When Akhtar and Kagti contacted her in the summer of 2016 for “Made in Heaven” season one, Shrivastava said she came on board instantly. The filming began in August 2017 with the focus to centre the series around Indian weddings.
“We started meeting regularly, we would talk, make notes. We wanted to show what happens at a wedding where emotions are high, there's immense joy, anger, stuff comes out from the past, families collide, there is a collision of values,” Shrivastava, best known for “Lipstick Under My Burkha”, said.
The first season, she said, revolved around how people feel when they are outsiders and what it takes to feel like an insider. It was also about class, sexuality and how patriarchy functions, she added.
For season two, Shrivastava has directed the second and sixth episodes titled "Beauty and the Beast" and "Warrior Princesses", respectively. She said the directors began brainstorming concepts for the new season right after the success of the first part, but the filming was derailed owing to the coronavirus outbreak that struck India in March 2020.
“We were in celebratory mode and so excited that people got what we were trying to do. Few weeks passed, and then we started thinking about season two, how we see the key characters, and the themes,” she said.

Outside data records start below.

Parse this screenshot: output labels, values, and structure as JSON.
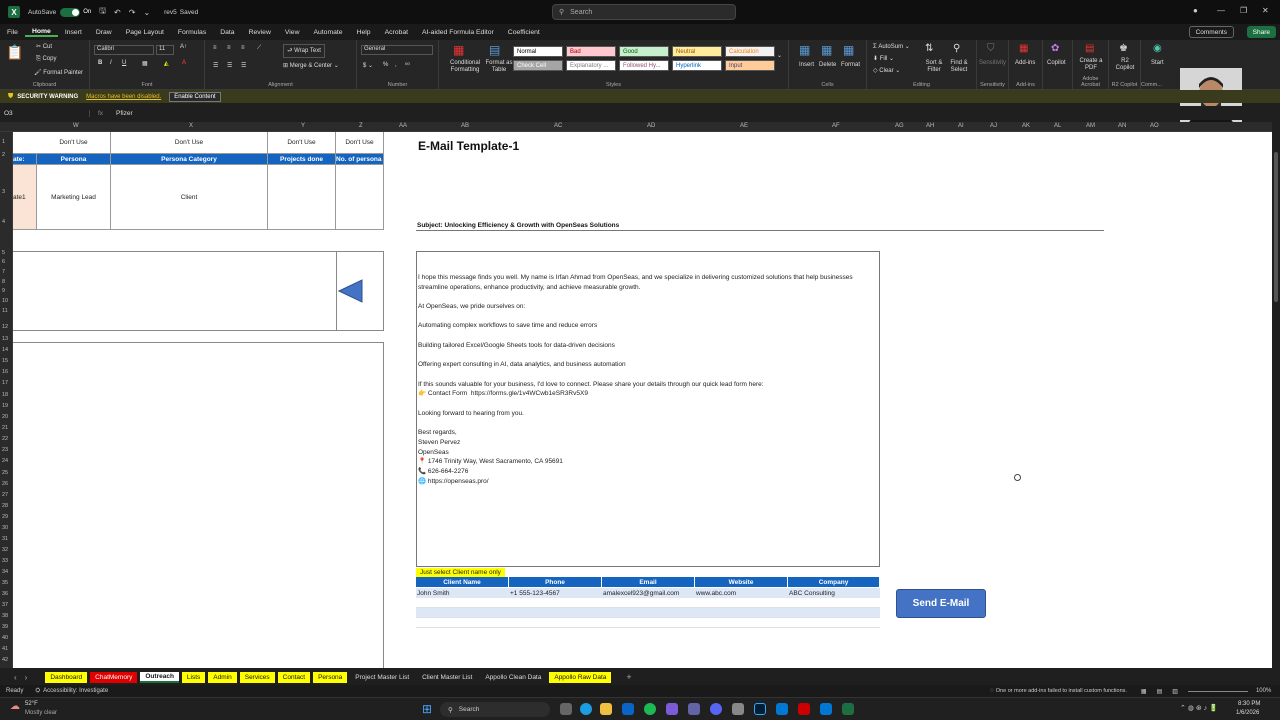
{
  "titlebar": {
    "autosave_label": "AutoSave",
    "autosave_state": "On",
    "filename": "rev5",
    "saved": "Saved",
    "search_placeholder": "Search"
  },
  "menu": [
    "File",
    "Home",
    "Insert",
    "Draw",
    "Page Layout",
    "Formulas",
    "Data",
    "Review",
    "View",
    "Automate",
    "Help",
    "Acrobat",
    "AI-aided Formula Editor",
    "Coefficient"
  ],
  "menu_active": "Home",
  "actions": {
    "comments": "Comments",
    "share": "Share"
  },
  "ribbon": {
    "clipboard": {
      "cut": "Cut",
      "copy": "Copy",
      "painter": "Format Painter",
      "label": "Clipboard"
    },
    "font": {
      "name": "Calibri",
      "size": "11",
      "label": "Font"
    },
    "alignment": {
      "wrap": "Wrap Text",
      "merge": "Merge & Center",
      "label": "Alignment"
    },
    "number": {
      "format": "General",
      "label": "Number"
    },
    "styles": {
      "conditional": "Conditional Formatting",
      "format_table": "Format as Table",
      "cells": [
        {
          "name": "Normal",
          "bg": "#ffffff",
          "fg": "#000000"
        },
        {
          "name": "Bad",
          "bg": "#ffc7ce",
          "fg": "#9c0006"
        },
        {
          "name": "Good",
          "bg": "#c6efce",
          "fg": "#006100"
        },
        {
          "name": "Neutral",
          "bg": "#ffeb9c",
          "fg": "#9c5700"
        },
        {
          "name": "Calculation",
          "bg": "#f2f2f2",
          "fg": "#fa7d00"
        },
        {
          "name": "Check Cell",
          "bg": "#a5a5a5",
          "fg": "#ffffff"
        },
        {
          "name": "Explanatory ...",
          "bg": "#ffffff",
          "fg": "#7f7f7f"
        },
        {
          "name": "Followed Hy...",
          "bg": "#ffffff",
          "fg": "#954f72"
        },
        {
          "name": "Hyperlink",
          "bg": "#ffffff",
          "fg": "#0563c1"
        },
        {
          "name": "Input",
          "bg": "#ffcc99",
          "fg": "#3f3f76"
        }
      ],
      "label": "Styles"
    },
    "cells": {
      "insert": "Insert",
      "delete": "Delete",
      "format": "Format",
      "label": "Cells"
    },
    "editing": {
      "autosum": "AutoSum",
      "fill": "Fill",
      "clear": "Clear",
      "sort": "Sort & Filter",
      "find": "Find & Select",
      "label": "Editing"
    },
    "sensitivity": {
      "name": "Sensitivity",
      "label": "Sensitivity"
    },
    "addins": {
      "name": "Add-ins",
      "label": "Add-ins"
    },
    "copilot": "Copilot",
    "pdf": {
      "name": "Create a PDF",
      "label": "Adobe Acrobat"
    },
    "r2": {
      "name": "R2 Copilot",
      "label": "R2 Copilot"
    },
    "start": "Start",
    "comm_label": "Comm..."
  },
  "security": {
    "title": "SECURITY WARNING",
    "message": "Macros have been disabled.",
    "button": "Enable Content"
  },
  "formula": {
    "cell": "O3",
    "value": "Pfizer"
  },
  "columns": [
    "W",
    "X",
    "Y",
    "Z",
    "AA",
    "AB",
    "AC",
    "AD",
    "AE",
    "AF",
    "AG",
    "AH",
    "AI",
    "AJ",
    "AK",
    "AL",
    "AM",
    "AN",
    "AO"
  ],
  "rows": [
    "1",
    "2",
    "3",
    "4",
    "5",
    "6",
    "7",
    "8",
    "9",
    "10",
    "11",
    "12",
    "13",
    "14",
    "15",
    "16",
    "17",
    "18",
    "19",
    "20",
    "21",
    "22",
    "23",
    "24",
    "25",
    "26",
    "27",
    "28",
    "29",
    "30",
    "31",
    "32",
    "33",
    "34",
    "35",
    "36",
    "37",
    "38",
    "39",
    "40",
    "41",
    "42"
  ],
  "left_table": {
    "dont_use": [
      "Don't Use",
      "Don't Use",
      "Don't Use",
      "Don't Use"
    ],
    "headers": [
      "ate:",
      "Persona",
      "Persona Category",
      "Projects done",
      "No. of persona"
    ],
    "row": [
      "ate1",
      "Marketing Lead",
      "Client",
      "",
      ""
    ]
  },
  "email": {
    "title": "E-Mail Template-1",
    "subject": "Subject: Unlocking Efficiency & Growth with OpenSeas Solutions",
    "lines": [
      "I hope this message finds you well. My name is Irfan Ahmad from OpenSeas, and we specialize in delivering customized solutions that help businesses",
      "streamline operations, enhance productivity, and achieve measurable growth.",
      "",
      "At OpenSeas, we pride ourselves on:",
      "",
      "Automating complex workflows to save time and reduce errors",
      "",
      "Building tailored Excel/Google Sheets tools for data-driven decisions",
      "",
      "Offering expert consulting in AI, data analytics, and business automation",
      "",
      "If this sounds valuable for your business, I'd love to connect. Please share your details through our quick lead form here:",
      "👉 Contact Form  https://forms.gle/1v4WCwb1eSR3Rv5X9",
      "",
      "Looking forward to hearing from you.",
      "",
      "Best regards,",
      "Steven Pervez",
      "OpenSeas",
      "📍 1746 Trinity Way, West Sacramento, CA 95691",
      "📞 626-664-2276",
      "🌐 https://openseas.pro/"
    ]
  },
  "client_hint": "Just select Client name only",
  "client_table": {
    "headers": [
      "Client Name",
      "Phone",
      "Email",
      "Website",
      "Company"
    ],
    "rows": [
      [
        "John Smith",
        "+1 555-123-4567",
        "amalexcel923@gmail.com",
        "www.abc.com",
        "ABC Consulting"
      ]
    ]
  },
  "send_button": "Send E-Mail",
  "sheet_tabs": [
    {
      "name": "Dashboard",
      "style": "yellow"
    },
    {
      "name": "ChatMemory",
      "style": "red"
    },
    {
      "name": "Outreach",
      "style": "active"
    },
    {
      "name": "Lists",
      "style": "yellow"
    },
    {
      "name": "Admin",
      "style": "yellow"
    },
    {
      "name": "Services",
      "style": "yellow"
    },
    {
      "name": "Contact",
      "style": "yellow"
    },
    {
      "name": "Persona",
      "style": "yellow"
    },
    {
      "name": "Project Master List",
      "style": "plain"
    },
    {
      "name": "Client Master List",
      "style": "plain"
    },
    {
      "name": "Appollo Clean Data",
      "style": "plain"
    },
    {
      "name": "Appollo Raw Data",
      "style": "yellow"
    }
  ],
  "status": {
    "ready": "Ready",
    "accessibility": "Accessibility: Investigate",
    "addin_msg": "One or more add-ins failed to install custom functions.",
    "zoom": "100%"
  },
  "taskbar": {
    "temp": "52°F",
    "weather": "Mostly clear",
    "search": "Search",
    "time": "8:30 PM",
    "date": "1/6/2026"
  }
}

According to Shrivastava, in season two they are taking forward the themes from the first season by exploring them in a more detailed manner.
"For season two, we also decided to scale up, have grander weddings, more fun, more masala, but also more sadness and poignancy.” The makers have also scaled up the new season with bigger ceremonies and star cameos, including the likes of Radhika Apte, Mrunal Thakur, Dia Mirza, Pulkit Samrat, Sanjay Kapoor, Anurag Kashyap, and fashion designer Sabyasachi.